Formulate flexible asset raising policies to adapt to changes in the external economic environment.The economic environment in which companies operate is constantly changing, and it is the small companies that are most affected by this change.For example, small companies are often used as a financial "adjustment valve", reducing loans to small companies during financial tightening, and on the contrary, increasing loans to them.In this case, small companies need to adopt flexible funding policies to adapt to changes in the external environment.

In short, the core of capital accumulation and accumulation by small companies through fund raising strategy is to determine the best fund raising method and fund raising channel through the analysis of the internal and external environment of the company, so as to ensure the economy, rationality and convenience of capital accumulation and accumulation and security.

At the same time, pay attention to the "three taboos" when raising funds:
First, don't cheat.Some private company owners often use unscrupulous means in order to obtain the funds they need in a timely manner.Fraud is one of their common methods.

In fact, people who practice deceit are just playing tricks and can be easily spotted by others.And once you find out, not only will you not be able to borrow the funds you need, but it will also affect your own reputation, and it will be extremely unfavorable for future financing.

Second, don't melt without investing.Financing is for investment, expanding the company's scale, and increasing profits, not for squandering and enjoying the appearance.However, some bosses do not have such a purpose.As a boss, you should remember that the money raised in financing and other activities should not be spent indiscriminately, let alone squandered and wasted.Be careful when using borrowed money.

Therefore, the boss wants to earmark the money for his own use.If you are always making up for it, it is better not to raise money, so as not to waste your time.

Third, don't be greedy.Many bosses are bent on raising more funds, blindly believing that the more financing the better.In fact, this idea is quite incorrect.For the boss, the principle of "financing as much as you need" must be followed when financing.

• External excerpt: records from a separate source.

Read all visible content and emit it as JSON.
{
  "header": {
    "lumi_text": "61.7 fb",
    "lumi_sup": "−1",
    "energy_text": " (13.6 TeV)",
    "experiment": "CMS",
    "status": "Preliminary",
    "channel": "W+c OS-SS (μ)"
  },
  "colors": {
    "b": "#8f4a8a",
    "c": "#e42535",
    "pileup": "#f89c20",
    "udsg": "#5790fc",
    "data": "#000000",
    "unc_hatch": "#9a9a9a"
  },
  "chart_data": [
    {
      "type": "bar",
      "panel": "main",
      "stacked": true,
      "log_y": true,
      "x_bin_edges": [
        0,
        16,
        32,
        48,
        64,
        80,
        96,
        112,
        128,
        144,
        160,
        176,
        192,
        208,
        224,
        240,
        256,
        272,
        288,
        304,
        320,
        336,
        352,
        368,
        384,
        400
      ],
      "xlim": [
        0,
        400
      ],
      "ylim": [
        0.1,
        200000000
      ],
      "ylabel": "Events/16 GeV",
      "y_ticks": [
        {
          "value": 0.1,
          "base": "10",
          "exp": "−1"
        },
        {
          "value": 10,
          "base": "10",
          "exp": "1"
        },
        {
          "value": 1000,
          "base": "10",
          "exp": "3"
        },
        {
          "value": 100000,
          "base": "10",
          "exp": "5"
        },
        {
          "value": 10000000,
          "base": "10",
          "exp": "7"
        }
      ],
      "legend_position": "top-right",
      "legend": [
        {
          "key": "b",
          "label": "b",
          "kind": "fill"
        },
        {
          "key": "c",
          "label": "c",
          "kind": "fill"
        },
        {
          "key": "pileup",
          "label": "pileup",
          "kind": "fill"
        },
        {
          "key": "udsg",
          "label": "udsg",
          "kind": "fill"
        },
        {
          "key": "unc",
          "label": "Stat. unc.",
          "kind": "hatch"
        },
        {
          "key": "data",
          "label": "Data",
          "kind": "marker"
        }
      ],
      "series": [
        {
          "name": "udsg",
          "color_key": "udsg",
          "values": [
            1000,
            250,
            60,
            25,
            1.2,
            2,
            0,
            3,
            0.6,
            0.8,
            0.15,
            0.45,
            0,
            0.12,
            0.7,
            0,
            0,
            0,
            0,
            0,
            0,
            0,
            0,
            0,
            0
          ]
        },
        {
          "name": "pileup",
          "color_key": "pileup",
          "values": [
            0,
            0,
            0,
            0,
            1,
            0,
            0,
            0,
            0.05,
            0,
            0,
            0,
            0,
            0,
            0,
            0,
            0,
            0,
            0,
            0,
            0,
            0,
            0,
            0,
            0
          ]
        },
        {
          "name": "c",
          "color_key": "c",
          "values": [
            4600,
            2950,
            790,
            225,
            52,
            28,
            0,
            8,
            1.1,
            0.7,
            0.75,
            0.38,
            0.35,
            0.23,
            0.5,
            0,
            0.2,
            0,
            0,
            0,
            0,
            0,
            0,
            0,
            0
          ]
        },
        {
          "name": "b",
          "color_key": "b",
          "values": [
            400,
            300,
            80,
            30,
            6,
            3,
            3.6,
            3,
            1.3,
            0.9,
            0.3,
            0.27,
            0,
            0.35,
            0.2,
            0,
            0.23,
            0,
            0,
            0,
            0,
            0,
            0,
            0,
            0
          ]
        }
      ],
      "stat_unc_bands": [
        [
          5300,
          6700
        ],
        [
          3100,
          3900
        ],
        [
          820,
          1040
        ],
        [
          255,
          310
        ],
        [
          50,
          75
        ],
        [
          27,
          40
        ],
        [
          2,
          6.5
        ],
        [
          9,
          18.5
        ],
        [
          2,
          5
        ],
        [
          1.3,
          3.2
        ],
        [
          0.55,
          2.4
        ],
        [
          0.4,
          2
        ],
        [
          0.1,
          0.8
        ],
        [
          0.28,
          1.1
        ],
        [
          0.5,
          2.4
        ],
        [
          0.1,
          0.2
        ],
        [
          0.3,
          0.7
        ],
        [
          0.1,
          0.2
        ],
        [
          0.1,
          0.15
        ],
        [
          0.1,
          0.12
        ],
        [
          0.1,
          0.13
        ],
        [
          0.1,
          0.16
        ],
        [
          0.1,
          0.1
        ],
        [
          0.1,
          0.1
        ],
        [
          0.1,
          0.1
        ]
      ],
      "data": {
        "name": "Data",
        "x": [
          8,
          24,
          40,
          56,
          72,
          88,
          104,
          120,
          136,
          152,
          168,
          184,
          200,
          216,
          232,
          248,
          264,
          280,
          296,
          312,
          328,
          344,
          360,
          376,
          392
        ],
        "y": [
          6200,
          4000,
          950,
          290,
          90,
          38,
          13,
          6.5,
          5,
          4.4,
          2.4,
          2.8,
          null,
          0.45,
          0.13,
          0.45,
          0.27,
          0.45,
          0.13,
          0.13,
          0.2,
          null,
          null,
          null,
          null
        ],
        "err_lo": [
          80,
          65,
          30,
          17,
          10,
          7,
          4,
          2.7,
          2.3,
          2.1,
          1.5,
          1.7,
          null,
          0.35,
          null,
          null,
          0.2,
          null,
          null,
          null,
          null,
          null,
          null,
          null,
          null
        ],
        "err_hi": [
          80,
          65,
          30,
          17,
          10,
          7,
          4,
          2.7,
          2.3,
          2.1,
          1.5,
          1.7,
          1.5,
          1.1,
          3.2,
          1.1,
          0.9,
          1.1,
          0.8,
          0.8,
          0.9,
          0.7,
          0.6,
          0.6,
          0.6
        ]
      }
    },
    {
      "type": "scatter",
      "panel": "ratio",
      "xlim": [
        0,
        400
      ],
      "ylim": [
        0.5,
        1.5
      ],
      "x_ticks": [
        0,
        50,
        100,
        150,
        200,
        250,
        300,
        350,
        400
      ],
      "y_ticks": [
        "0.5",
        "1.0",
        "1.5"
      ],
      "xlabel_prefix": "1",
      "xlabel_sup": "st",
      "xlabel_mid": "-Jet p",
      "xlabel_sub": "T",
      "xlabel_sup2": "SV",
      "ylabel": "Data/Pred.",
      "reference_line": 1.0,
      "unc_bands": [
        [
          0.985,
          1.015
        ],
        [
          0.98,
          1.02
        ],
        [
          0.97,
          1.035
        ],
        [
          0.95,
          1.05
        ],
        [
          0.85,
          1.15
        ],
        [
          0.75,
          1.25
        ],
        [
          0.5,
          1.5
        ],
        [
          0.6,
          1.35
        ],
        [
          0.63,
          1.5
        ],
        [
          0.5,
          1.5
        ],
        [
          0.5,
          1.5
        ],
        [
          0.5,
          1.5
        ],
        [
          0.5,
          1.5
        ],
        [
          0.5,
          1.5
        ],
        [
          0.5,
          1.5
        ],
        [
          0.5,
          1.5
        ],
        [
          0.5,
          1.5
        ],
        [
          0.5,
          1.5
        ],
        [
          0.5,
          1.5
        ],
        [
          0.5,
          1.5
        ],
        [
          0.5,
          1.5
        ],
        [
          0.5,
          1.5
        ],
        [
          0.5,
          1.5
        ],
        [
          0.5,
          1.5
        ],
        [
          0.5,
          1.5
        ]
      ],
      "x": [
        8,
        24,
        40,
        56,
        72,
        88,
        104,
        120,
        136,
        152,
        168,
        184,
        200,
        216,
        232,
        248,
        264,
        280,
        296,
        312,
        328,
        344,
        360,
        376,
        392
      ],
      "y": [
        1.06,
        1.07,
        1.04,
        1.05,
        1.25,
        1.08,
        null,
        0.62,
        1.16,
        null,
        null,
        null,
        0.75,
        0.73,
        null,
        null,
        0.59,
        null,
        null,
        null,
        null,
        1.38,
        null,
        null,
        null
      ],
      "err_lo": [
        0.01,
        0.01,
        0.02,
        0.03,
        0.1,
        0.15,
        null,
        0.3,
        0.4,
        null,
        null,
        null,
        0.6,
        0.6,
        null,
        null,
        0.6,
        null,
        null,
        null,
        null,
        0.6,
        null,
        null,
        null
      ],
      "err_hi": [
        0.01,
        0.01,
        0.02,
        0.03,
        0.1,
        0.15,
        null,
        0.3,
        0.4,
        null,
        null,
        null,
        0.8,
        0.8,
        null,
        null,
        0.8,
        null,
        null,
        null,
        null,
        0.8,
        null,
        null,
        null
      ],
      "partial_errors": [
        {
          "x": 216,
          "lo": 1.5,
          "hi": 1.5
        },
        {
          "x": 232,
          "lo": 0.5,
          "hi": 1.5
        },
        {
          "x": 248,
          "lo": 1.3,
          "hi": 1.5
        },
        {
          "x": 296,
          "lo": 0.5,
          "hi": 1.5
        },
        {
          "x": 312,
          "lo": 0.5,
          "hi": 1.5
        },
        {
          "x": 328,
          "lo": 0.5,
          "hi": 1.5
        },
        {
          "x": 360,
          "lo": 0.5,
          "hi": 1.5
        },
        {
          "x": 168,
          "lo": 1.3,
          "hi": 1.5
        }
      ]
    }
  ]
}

As long as it can meet your own investment needs, there is no need to raise more funds.If you are too greedy when financing, the result will not be very good.

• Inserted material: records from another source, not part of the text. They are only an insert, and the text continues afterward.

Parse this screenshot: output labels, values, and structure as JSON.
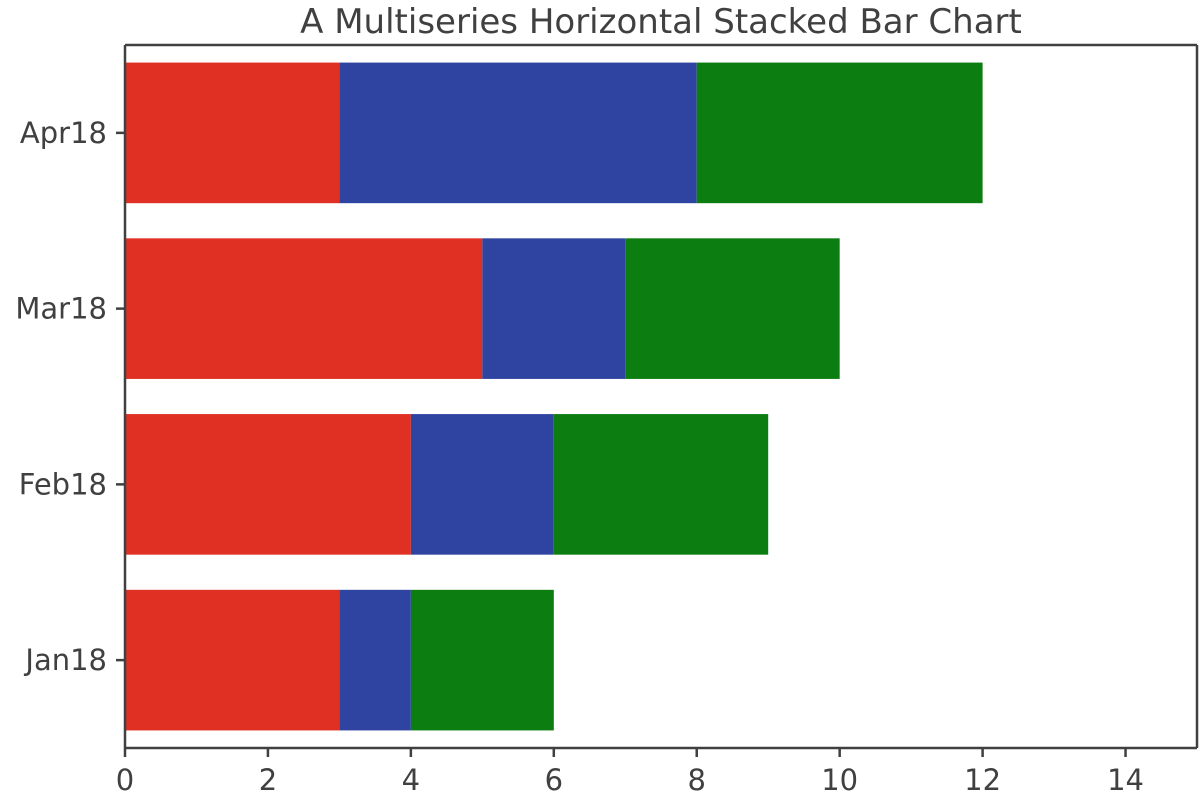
{
  "chart_data": {
    "type": "bar",
    "orientation": "horizontal",
    "stacked": true,
    "title": "A Multiseries Horizontal Stacked Bar Chart",
    "xlabel": "",
    "ylabel": "",
    "categories": [
      "Jan18",
      "Feb18",
      "Mar18",
      "Apr18"
    ],
    "series": [
      {
        "values": [
          3,
          4,
          5,
          3
        ],
        "color": "#e03024"
      },
      {
        "values": [
          1,
          2,
          2,
          5
        ],
        "color": "#2e44a0"
      },
      {
        "values": [
          2,
          3,
          3,
          4
        ],
        "color": "#0c7d10"
      }
    ],
    "xlim": [
      0,
      15
    ],
    "xticks": [
      0,
      2,
      4,
      6,
      8,
      10,
      12,
      14
    ],
    "grid": false,
    "legend": "none"
  }
}
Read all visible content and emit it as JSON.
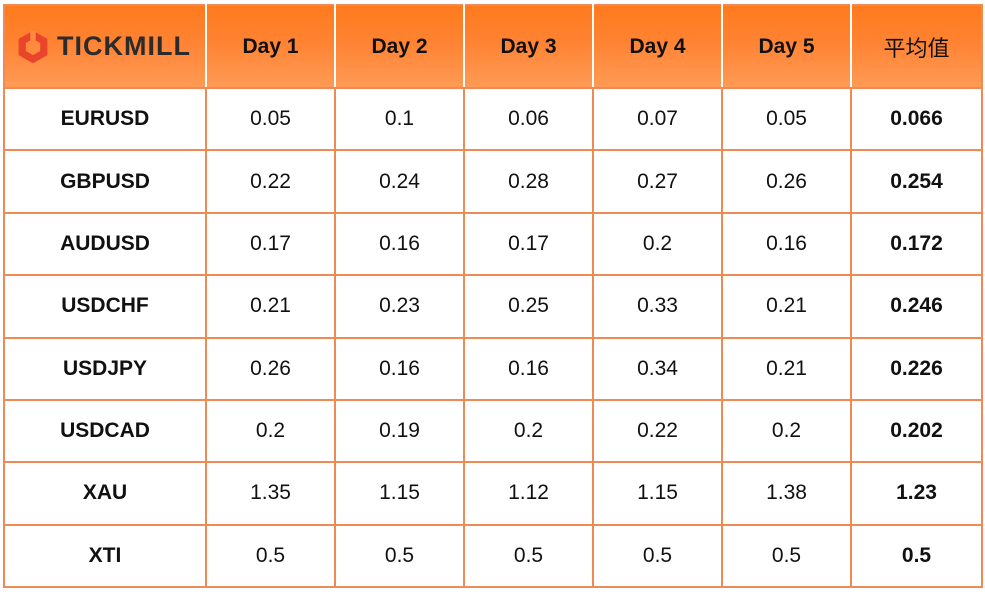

Fourth, private lending.This is the most common way of raising funds for small businesses.If you have a good project that you want to manage, the first thing you think of is to borrow money from relatives and friends.The projects selected in this way are preferably projects with less funds and less risk, which are especially suitable for simple production and operation and the initial stage of capital accumulation.The downside is that if there is a loss in business, it will have some negative impact on your family.

Fifth, membership system.When you have a unique project but do not have sufficient funds for development, and you are unwilling to partner with others or raise funds from relatives and friends, you can consider this method to let potential consumers of the project pay a certain amount of funds in advance, so that They become members of the project, and they can enjoy special treatment when members consume.People who adopt membership-based fundraising generally have better intangible assets (such as celebrities) or more special real assets.

Sixth, shareholding system.When you raise funds from relatives and friends, it is because it is difficult for acquaintances to handle things under certain circumstances.In this case, you can consider finding suitable investment partners and let them invest in the project, making them shareholders of the project.After the project is confirmed, you can sacrifice part of your own interests in exchange for corresponding funds, so as to achieve the purpose of starting operations and making profits.This method of raising capital is feasible without losing control.